The use of cardiovascular drugs has increased so dramatically in Canada that costs associated with the medications have jumped 200 per cent in a decade, new research suggests.

The study, published in the Canadian Medical Association Journal, put the total cost of cardiovascular drugs in 2006 at more than $5 billion. Statins, which lower cholesterol, accounted for nearly 40 per cent of those costs.

According to the researchers, cardiovascular disease is the leading cause of premature death and disability in Canada, and cardiovascular drugs are the most commonly prescribed medications.

If the pace continues, the researchers warned, costs could spiral to $10.6 billion by 2020 and could threaten the viability of government-funded drug insurance programs.

"This rapid escalation in costs for cardiovascular drugs threatens the sustainability of public drug insurance programs," the authors wrote. "Increases of this magnitude over such a relatively short period deserve further scrutiny."

The researchers, who hailed from a number of institutions across Canada, cited various factors that contributed to the growth in expenditures: an aging, and growing, population; increasing rates of hypertension; and rising drug costs.

However, other factors may explain the increase, including the use of new, and more expensive, cardiovascular medications.

According to the study, the medication classes that had the highest increases in the number of prescriptions were:

  • angiotensin receptor blockers
  • antiplatelets
  • statins
  • ACE inhibitors

Many of the prescriptions associated with these medications were for brand name drugs, where older, cheaper drugs could still be used, the researchers said.

"Projected increases may reach potentially unsustainable levels," the authors wrote. "Greater emphasis on the use of cost- effective medications is required to limit further increases."

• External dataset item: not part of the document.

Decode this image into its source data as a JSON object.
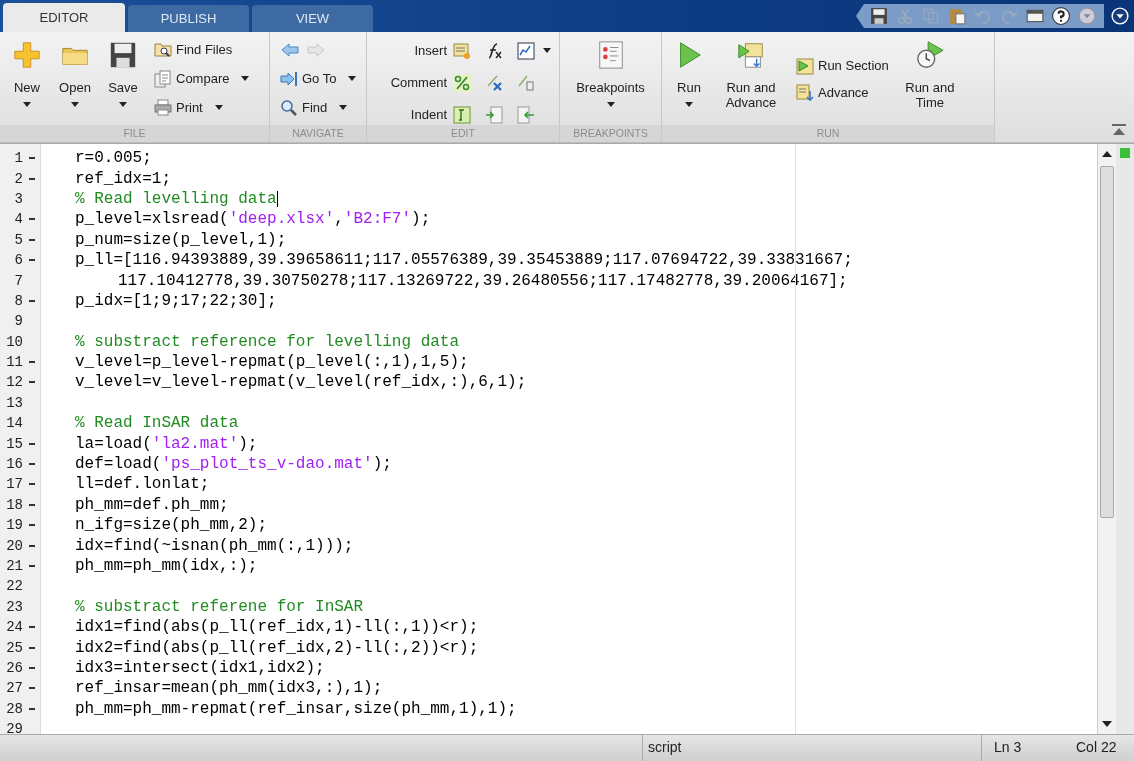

Dr Robert Califf of Duke University Medical Center said the findings ignore the fact that the drugs included in the study reduce the risk of death and disability in patients with cardiovascular disease. Therefore, the increased use of these drugs means more lives are being saved.

"Determining the right level of medication use depends critically on the balance of total societal costs and health outcomes. This consideration is missing from the report...," Califf wrote in an editorial that accompanied the study.

"If greater use of cardiovascular medications controls blood pressure and lipid levels while also slowing progression of kidney disease and preventing adverse arterial and myocardial remodeling, then the cost of medications could easily be offset by a reduction in hospital admissions. Alternatively, the higher cost might result in a health benefit that would be considered well worth the incremental cost."